For vReallize Automation 8.x, multi-tenancy is enabled by default with tenant-in-host-name mode, as opposed to tenant-in-path mode.
With tenant-in-host-name mode, you must use a URL of the tenant's fully qualified domain name (FQDN) to access tenants. A load balancer URL or the VMware Identity Manager URL will not work. For example:
- URL before multi-tenancy is enabled: https://load-balancer.vmwareidentity.com/SAAS/t/tenant1
- URL after multi-tenancy is enabled: https://tenant1.vmwareidentity.com
Be prepared to re-register existing vRealize products after you enable multi-tenancy on the load-balanced VMware Identity Manager deployment.

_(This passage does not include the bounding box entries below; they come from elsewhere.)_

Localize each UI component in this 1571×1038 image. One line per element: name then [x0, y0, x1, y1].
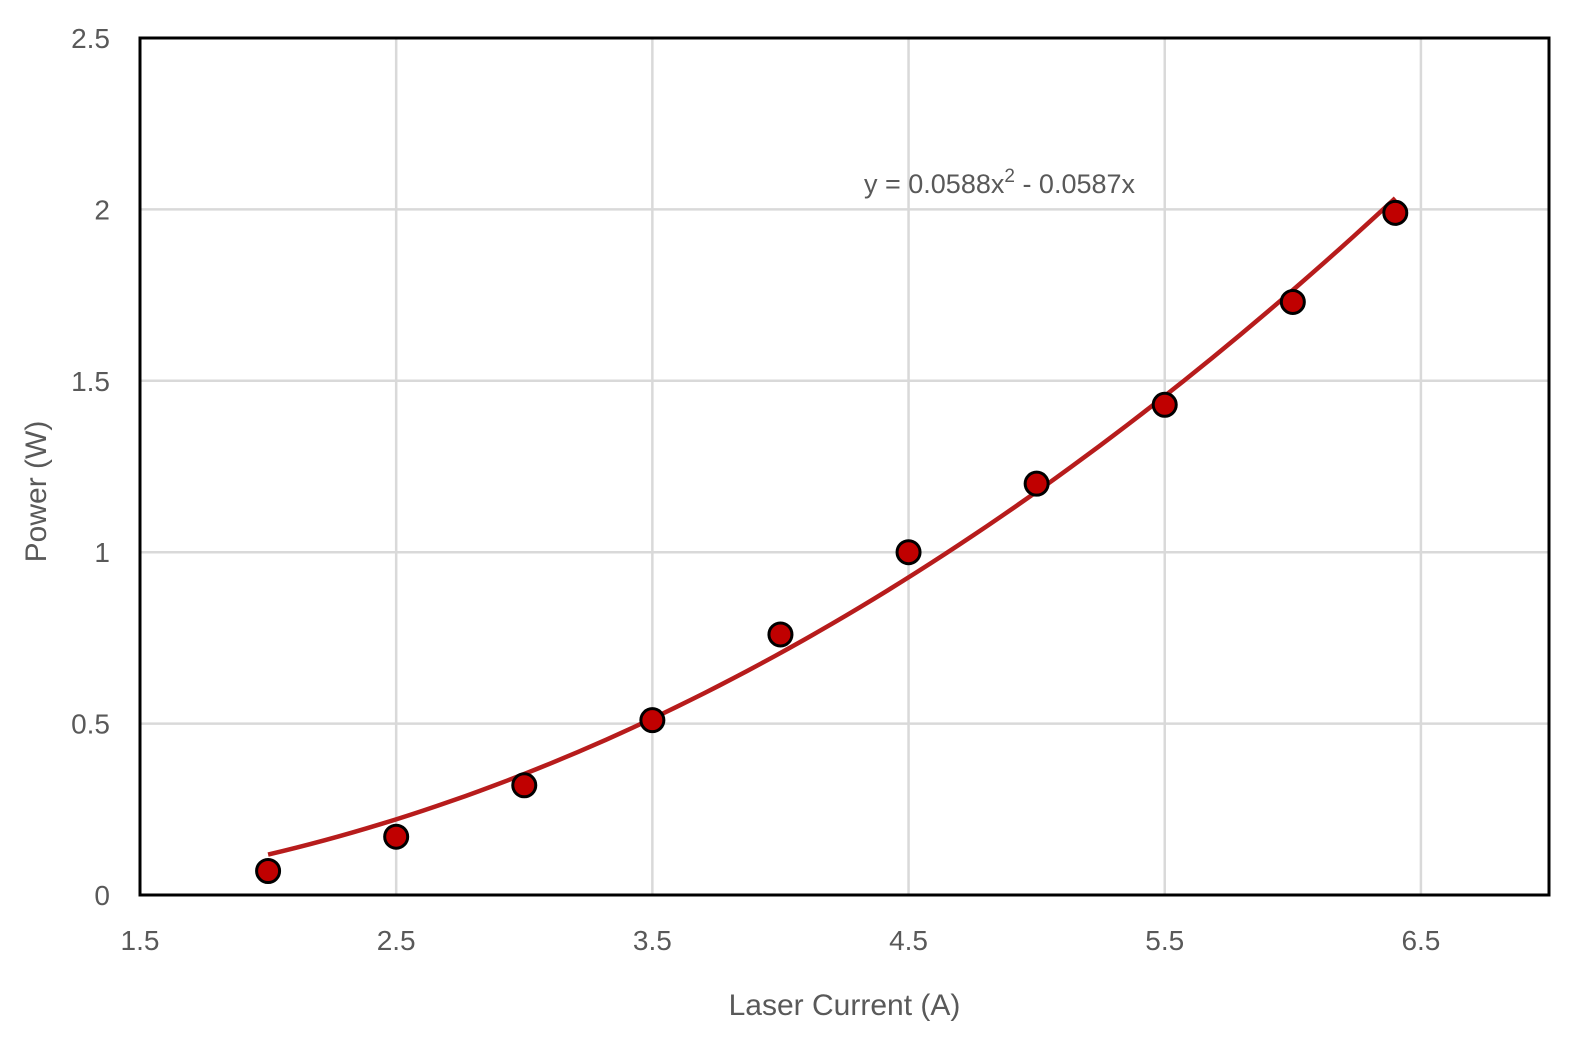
data-point: [1023, 470, 1050, 497]
trendline: [267, 196, 1397, 857]
y-tick-label: 0: [94, 880, 110, 911]
trendline-equation: y = 0.0588x2 - 0.0587x: [864, 166, 1136, 199]
y-tick-label: 0.5: [71, 709, 110, 740]
data-point: [1382, 199, 1409, 226]
x-tick-label: 1.5: [121, 925, 160, 956]
data-point: [511, 772, 538, 799]
x-tick-label: 5.5: [1145, 925, 1184, 956]
y-tick-label: 1.5: [71, 366, 110, 397]
equation-suffix: - 0.0587x: [1015, 169, 1136, 199]
trendline-layer: [267, 196, 1397, 857]
equation-exponent: 2: [1004, 166, 1015, 187]
data-point: [767, 621, 794, 648]
y-axis-title: Power (W): [20, 421, 53, 563]
x-axis-title: Laser Current (A): [729, 989, 961, 1022]
plot-border: [138, 36, 1551, 897]
equation-prefix: y = 0.0588x: [864, 169, 1005, 199]
data-point: [639, 707, 666, 734]
data-point: [255, 858, 282, 885]
y-tick-label: 2.5: [71, 23, 110, 54]
data-point: [1151, 391, 1178, 418]
x-tick-label: 2.5: [377, 925, 416, 956]
x-tick-label: 4.5: [889, 925, 928, 956]
tick-labels: 1.5 2.5 3.5 4.5 5.5 6.5 0 0.5 1 1.5 2 2.5: [71, 23, 1440, 956]
data-points: [255, 199, 1409, 885]
y-tick-label: 1: [94, 537, 110, 568]
plot-frame: [138, 36, 1551, 897]
data-point: [1279, 288, 1306, 315]
x-tick-label: 6.5: [1401, 925, 1440, 956]
y-tick-label: 2: [94, 194, 110, 225]
grid: [140, 38, 1549, 895]
x-tick-label: 3.5: [633, 925, 672, 956]
data-point: [383, 823, 410, 850]
data-point: [895, 539, 922, 566]
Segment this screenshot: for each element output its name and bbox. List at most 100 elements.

The following figure illustrates valid URLs and invalid URLs. The figure also provides examples of load balancer and DNS configurations.
Prerequisites
Create the appropriate DNS entries:
Single Node or Clustered | Action |
---|---|
For a single node VMware Identity Manager deployment | Create DNS entries to resolve the fully qualified domain name for each tenant to the VMware Identity Manager IP address. |
For a clustered VMware Identity Manager deployment | Create DNS entries to resolve the fully qualified domain name for each tenant to the load balancer IP address. |
Procedure
- ♦Use vRealize Suite Lifecycle Manager to enable multi-tenancy.
See information about creating tenants in the vRealize Suite Lifecycle Installation, Upgrade, and Management Guide.
Important: Adhere to the following guidelines when you enable multi-tenancy.- When configuring SSL certificates, the best practice is to use a wildcard Subject Alternative Name (SAN) certificate, preferably signed by a public Certificate Authority (CA). However, you can also use a self-signed certificate with a wildcard SAN.
Ensure that the certificate includes fully qualified domain names as SANs for the load balancer, nodes, and default-tennat alias.
Note: If you use a certificate without a wildcard SAN, perform the following steps as applicable.- Add all the tenant fully qualified domain names as SANs to the certificate.
- Whenever you create a tenant, ensure that the new tenant FQDN is added as a SAN to the VMware Identity Manager certificate. A certificate update requires a restart of the Horizon service.
- The following VMware Identity Manager Connector information applies.
- For a child tenant, the connector does not appear by default on the Connectors page. The Connectors page in the VMware Identity Manager console lists a connector instance only after the enterprise directory is created using that connector instance.
- Always perform domain join operations from the primary tenant.
- If you choose to create an IWA directory for a different domain on the child tenant, use different external Windows connector instances.
- The external connector instance activated against any child tenant is only used against that tenant.
- The external connector instance activated against a primary tenant can be used across all the child tenants.
- During the upgrade, the VMware Identity Manager service generates the cluster-hostname-conn-timestamp.enc file for all connector instances. The cluster-hostname-conn-timestamp.enc file contains embedded-connector configuration information.
- When configuring SSL certificates, the best practice is to use a wildcard Subject Alternative Name (SAN) certificate, preferably signed by a public Certificate Authority (CA). However, you can also use a self-signed certificate with a wildcard SAN.
What to do next
You must re-register the existing vRealize products, such as VMware vRealize Operations, VMware vRealize Automation, and VMware vRealize Log Insight with the primary-tenant alias fully qualified domain name. See the vRealize Suite Lifecycle Manager documentation.